Among the speakers were Dean of the Faculty and Senior Professor at the University of Kelaniya, Prof. Sudath Kalingamudali, cricketer Farveez Maharoof and Group Managing Director of the Metropolitan Group of Companies, Ivor Maharoof, media personality Kumar De Silva, and founder of Sri Lanka Unites, Prashan De Visser.
Farveez Maharoof shared a few words on the strong support he received from his alma mater when undertaking his duties as vice captain of the Under 15 national team while concurrently preparing for the Ordinary Level examinations. “Cricket has given me everything but to do that, College first gave me the foundation and the discipline, the gratitude, fellowship and brotherhood,” he said.

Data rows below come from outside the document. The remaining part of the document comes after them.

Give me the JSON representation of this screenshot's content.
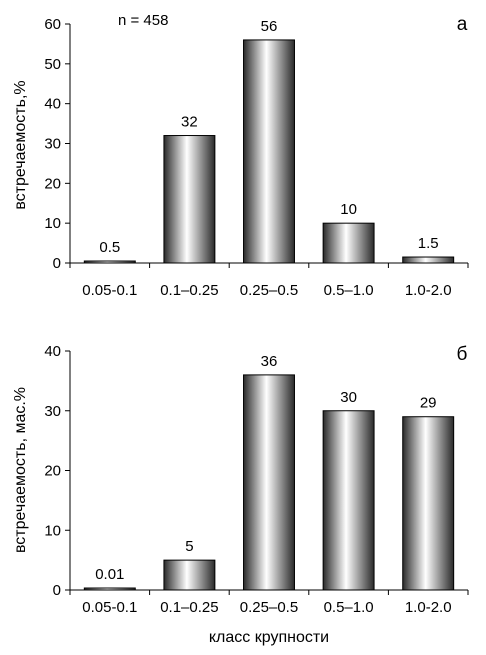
{
  "chart_data": [
    {
      "type": "bar",
      "panel_label": "а",
      "annotation": "n = 458",
      "ylabel": "встречаемость,%",
      "xlabel": "",
      "categories": [
        "0.05-0.1",
        "0.1–0.25",
        "0.25–0.5",
        "0.5–1.0",
        "1.0-2.0"
      ],
      "values": [
        0.5,
        32,
        56,
        10,
        1.5
      ],
      "data_labels": [
        "0.5",
        "32",
        "56",
        "10",
        "1.5"
      ],
      "ylim": [
        0,
        60
      ],
      "yticks": [
        "0",
        "10",
        "20",
        "30",
        "40",
        "50",
        "60"
      ],
      "grid": false
    },
    {
      "type": "bar",
      "panel_label": "б",
      "ylabel": "встречаемость, мас.%",
      "xlabel": "класс крупности",
      "categories": [
        "0.05-0.1",
        "0.1–0.25",
        "0.25–0.5",
        "0.5–1.0",
        "1.0-2.0"
      ],
      "values": [
        0.01,
        5,
        36,
        30,
        29
      ],
      "data_labels": [
        "0.01",
        "5",
        "36",
        "30",
        "29"
      ],
      "ylim": [
        0,
        40
      ],
      "yticks": [
        "0",
        "10",
        "20",
        "30",
        "40"
      ],
      "grid": false
    }
  ],
  "colors": {
    "bar_dark": "#2a2a2a",
    "bar_light": "#ffffff",
    "axis": "#000000"
  }
}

“If I look back at my time at Wesley College, we grew on three pillars; education, sports and extracurricular activities – connecting these three pillars, the underlying motif with a vengeance was discipline. Discipline was key, it was critical and it was drilled into us and that has, I believe, made us what we are here today,” Kumar de Silva noted.
Prashan De Visser spoke in similar vein: “All of us came to Wesley as boys and left as men. Not just men, but men with deep values and character that was instilled upon us in these hallowed halls and instilled upon us by these amazing teachers and principals who cared for us – who saw that their call in life was to ensure that they brought out the best in us.”
To mark the landmark anniversary, Wesley College has organised a range of projects and programmes focusing on education and infrastructure not just for Wesley but more needy schools as well. One such project initiated in 2018 focuses on assisting 150 schools in rural and underprivileged areas in the country.
A magazine chronicling Wesley’s extensive history is also to be released and several fundraising events are planned including a ‘Walk of Grit’ and its first ever Double Blues symphony orchestra performance.
Addressing the gathering, Principal Avanka Fernando outlined the school’s guiding philosophy of inculcating Christian values and providing a holistic education to all students. “To guide all our students aiming to reach their goals by inculcating core values of trust, sharing, to be innovative, to promote discipline and to be men with integrity while respecting each other and be second to none.”